Non solo, le osservazioni fotometriche hanno consentito di stimare che l’età della stella compagna sia circa 11 miliardi di anni, e quelle spettroscopiche (provenienti dallo spettrografo Uves del Vlt) di affermare che abbia una bassa metallicità. In altre parole, la stella compagna di Bh3 è molto vecchia e si è formata in un ambiente povero di metalli, e quindi pressoché incontaminato.
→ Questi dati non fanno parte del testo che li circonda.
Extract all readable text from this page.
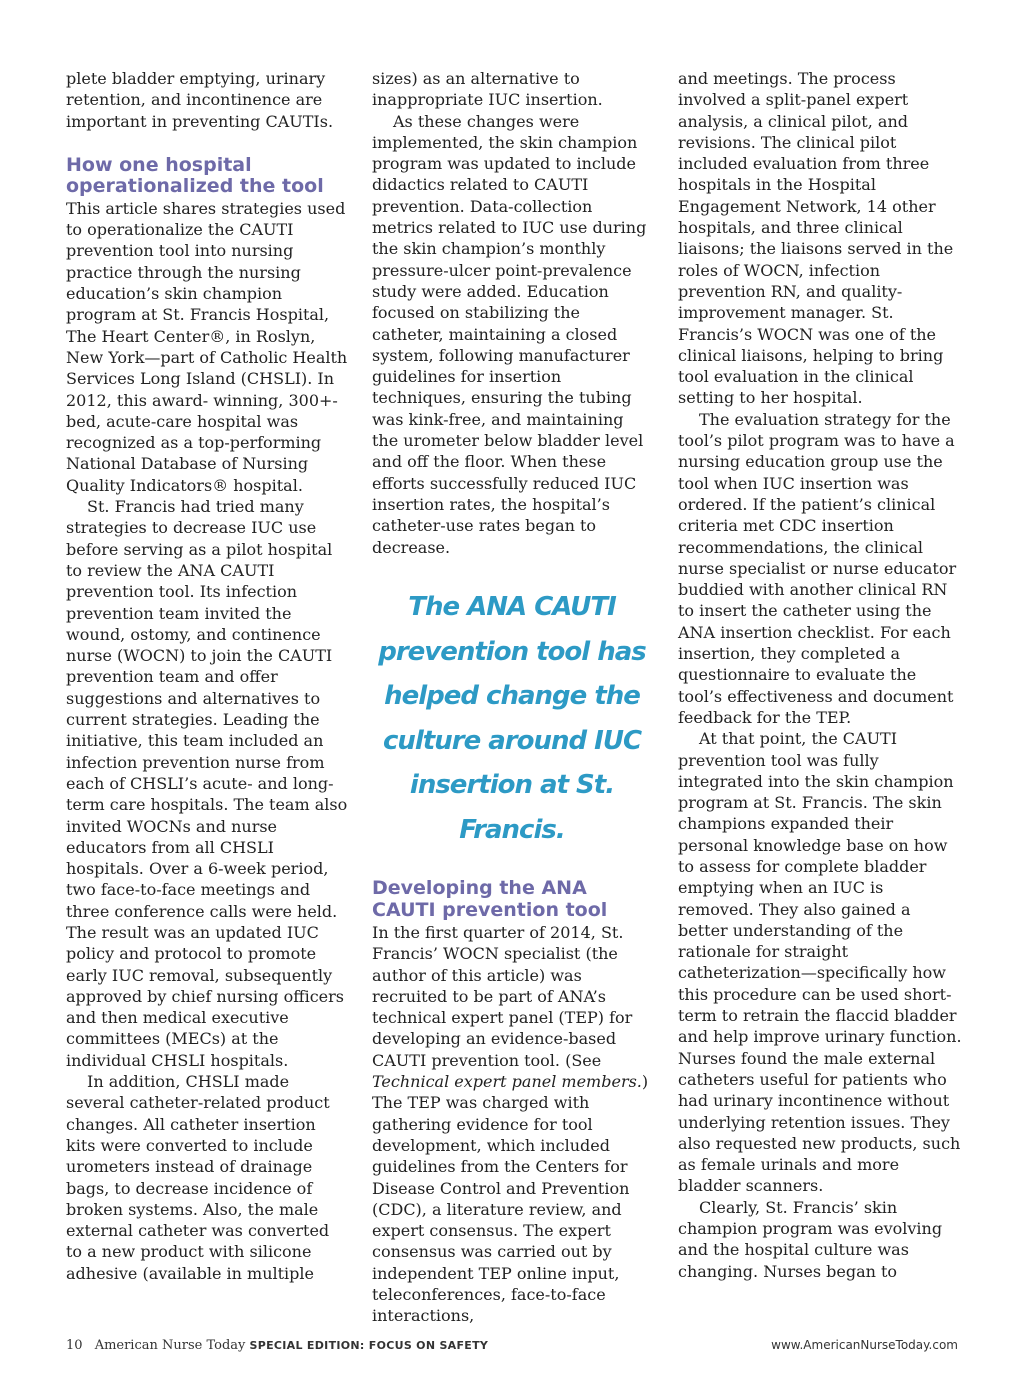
plete bladder emptying, urinary retention, and incontinence are important in preventing CAUTIs.

How one hospital operationalized the tool

This article shares strategies used to operationalize the CAUTI prevention tool into nursing practice through the nursing education’s skin champion program at St. Francis Hospital, The Heart Center®, in Roslyn, New York—part of Catholic Health Services Long Island (CHSLI). In 2012, this award- winning, 300+-bed, acute-care hospital was recognized as a top-performing National Database of Nursing Quality Indicators® hospital.

St. Francis had tried many strategies to decrease IUC use before serving as a pilot hospital to review the ANA CAUTI prevention tool. Its infection prevention team invited the wound, ostomy, and continence nurse (WOCN) to join the CAUTI prevention team and offer suggestions and alternatives to current strategies. Leading the initiative, this team included an infection prevention nurse from each of CHSLI’s acute- and long-term care hospitals. The team also invited WOCNs and nurse educators from all CHSLI hospitals. Over a 6-week period, two face-to-face meetings and three conference calls were held. The result was an updated IUC policy and protocol to promote early IUC removal, subsequently approved by chief nursing officers and then medical executive committees (MECs) at the individual CHSLI hospitals.

In addition, CHSLI made several catheter-related product changes. All catheter insertion kits were converted to include urometers instead of drainage bags, to decrease incidence of broken systems. Also, the male external catheter was converted to a new product with silicone adhesive (available in multiple

sizes) as an alternative to inappropriate IUC insertion.

As these changes were implemented, the skin champion program was updated to include didactics related to CAUTI prevention. Data-collection metrics related to IUC use during the skin champion’s monthly pressure-ulcer point-prevalence study were added. Education focused on stabilizing the catheter, maintaining a closed system, following manufacturer guidelines for insertion techniques, ensuring the tubing was kink-free, and maintaining the urometer below bladder level and off the floor. When these efforts successfully reduced IUC insertion rates, the hospital’s catheter-use rates began to decrease.

The ANA CAUTI prevention tool has helped change the culture around IUC insertion at St. Francis.
Developing the ANA CAUTI prevention tool

In the first quarter of 2014, St. Francis’ WOCN specialist (the author of this article) was recruited to be part of ANA’s technical expert panel (TEP) for developing an evidence-based CAUTI prevention tool. (See Technical expert panel members.) The TEP was charged with gathering evidence for tool development, which included guidelines from the Centers for Disease Control and Prevention (CDC), a literature review, and expert consensus. The expert consensus was carried out by independent TEP online input, teleconferences, face-to-face interactions,

and meetings. The process involved a split-panel expert analysis, a clinical pilot, and revisions. The clinical pilot included evaluation from three hospitals in the Hospital Engagement Network, 14 other hospitals, and three clinical liaisons; the liaisons served in the roles of WOCN, infection prevention RN, and quality-improvement manager. St. Francis’s WOCN was one of the clinical liaisons, helping to bring tool evaluation in the clinical setting to her hospital.

The evaluation strategy for the tool’s pilot program was to have a nursing education group use the tool when IUC insertion was ordered. If the patient’s clinical criteria met CDC insertion recommendations, the clinical nurse specialist or nurse educator buddied with another clinical RN to insert the catheter using the ANA insertion checklist. For each insertion, they completed a questionnaire to evaluate the tool’s effectiveness and document feedback for the TEP.

At that point, the CAUTI prevention tool was fully integrated into the skin champion program at St. Francis. The skin champions expanded their personal knowledge base on how to assess for complete bladder emptying when an IUC is removed. They also gained a better understanding of the rationale for straight catheterization—specifically how this procedure can be used short-term to retrain the flaccid bladder and help improve urinary function. Nurses found the male external catheters useful for patients who had urinary incontinence without underlying retention issues. They also requested new products, such as female urinals and more bladder scanners.

Clearly, St. Francis’ skin champion program was evolving and the hospital culture was changing. Nurses began to

10 American Nurse Today SPECIAL EDITION: FOCUS ON SAFETY	www.AmericanNurseToday.com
Farebbe parte della cosiddetta Popolazione II di stelle, fra le prime a essersi formate in un universo in cui molti luoghi erano ancora “vergini”.

Caratteristica, questa, a supporto di una delle teorie più accreditate circa la formazione di buchi neri stellari così massicci.
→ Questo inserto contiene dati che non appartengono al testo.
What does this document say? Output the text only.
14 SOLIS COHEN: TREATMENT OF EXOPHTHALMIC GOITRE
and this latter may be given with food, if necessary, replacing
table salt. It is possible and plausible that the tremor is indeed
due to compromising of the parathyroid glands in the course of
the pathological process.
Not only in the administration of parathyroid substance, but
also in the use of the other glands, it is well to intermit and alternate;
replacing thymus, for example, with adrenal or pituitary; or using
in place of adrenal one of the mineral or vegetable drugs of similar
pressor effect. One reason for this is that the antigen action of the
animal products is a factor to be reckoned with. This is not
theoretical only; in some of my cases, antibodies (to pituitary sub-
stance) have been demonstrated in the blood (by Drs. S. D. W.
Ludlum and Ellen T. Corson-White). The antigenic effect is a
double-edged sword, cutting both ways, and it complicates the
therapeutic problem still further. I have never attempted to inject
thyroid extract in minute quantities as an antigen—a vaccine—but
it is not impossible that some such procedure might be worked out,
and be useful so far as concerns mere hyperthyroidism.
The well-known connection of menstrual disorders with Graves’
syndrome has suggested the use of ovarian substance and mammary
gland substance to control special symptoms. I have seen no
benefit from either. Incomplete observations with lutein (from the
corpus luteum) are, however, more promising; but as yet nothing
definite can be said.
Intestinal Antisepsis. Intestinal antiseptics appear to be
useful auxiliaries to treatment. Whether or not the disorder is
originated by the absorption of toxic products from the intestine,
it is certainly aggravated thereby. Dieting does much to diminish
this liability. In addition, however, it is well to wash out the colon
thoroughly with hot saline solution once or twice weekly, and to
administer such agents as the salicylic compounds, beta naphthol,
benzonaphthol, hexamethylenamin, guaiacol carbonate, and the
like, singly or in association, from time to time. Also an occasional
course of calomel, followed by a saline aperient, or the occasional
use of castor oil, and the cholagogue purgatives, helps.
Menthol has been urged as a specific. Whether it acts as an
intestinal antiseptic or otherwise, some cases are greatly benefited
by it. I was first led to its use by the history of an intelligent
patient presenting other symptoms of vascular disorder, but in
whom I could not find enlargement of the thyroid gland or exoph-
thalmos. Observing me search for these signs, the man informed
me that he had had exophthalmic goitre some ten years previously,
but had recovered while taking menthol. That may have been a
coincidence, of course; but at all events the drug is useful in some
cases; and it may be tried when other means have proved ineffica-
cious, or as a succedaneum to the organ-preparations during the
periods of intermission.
«Buchi neri di questa massa sono stati osservati con le onde gravitazionali in galassie esterne, ma i modelli di evoluzione stellare non riescono a spiegarli, se non supponendo che siano formati da stelle massicce a bassa metallicità», dice Panuzzo. «Il nostro buco nero è dunque il primo scoperto nella nostra galassia equivalente ai buchi neri di grande massa osservati con le onde gravitazionali. Inoltre, il fatto che abbia come compagna una stella di bassa metallicità ci dice che anche lui è stato formato da una stella a bassa metallicità. Questa scoperta è quindi la prima conferma di quei modelli che spiegano i buchi neri di grande massa visti con le onde gravitazionali come dovuti a stelle di bassa metallicità».

Infine, una particolarità: questo sistema sembrerebbe non essere farina del nostro sacco. Di quello della Via Lattea, s’intende.

«Un punto importante che non abbiamo trattato nell’articolo, e che approfondiremo al più presto, è l’origine di questo sistema», spiega infatti Panuzzo. «Sappiamo che ha un’orbita retrograda nella nostra galassia (ovvero ruota nella galassia nel senso opposto delle stelle del disco galattico), e probabilmente appartiene ad un antico ammasso globulare ora distrutto. Se questo fosse vero, darebbe ragione ad alcuni modelli che dicono che i sistemi binari buco nero-stella con orbita larga (come quelli trovati da Gaia, e come questo), sono prodotti in ammassi tramite un processo di scambio dinamico, in cui il buco nero “ruba” una stella da un altro sistema binario passandoci vicino».

Una scoperta unica, quella di Bh3, che lascia però molti punti interrogativi. Tanto che queste osservazioni non definiscono che l’inizio dello studio di questo sistema.

«Ovviamente abbiamo in mente qualche follow-up», conclude Panuzzo, «ma preferirei che fosse sottolineato che la scoperta è stata annunciata per permettere alla comunità intera di fare i propri follow-up. Il consorzio Dpac (quello che produce i cataloghi delle osservazioni di Gaia, ndr) è stato fatto per fornire i dati Gaia alla comunità, ed è quindi una missione di servizio verso la comunità, che userà i dati per fare ricerca.  Sono sicuro che il giorno stesso della pubblicazione ci sarà chi proporrà osservazioni, ad esempio, con Chandra e Xmm-Newton nei raggi X, per vedere se la compagna di Bh3 non produca un po’ di vento stellare “ingoiato” dal buco nero».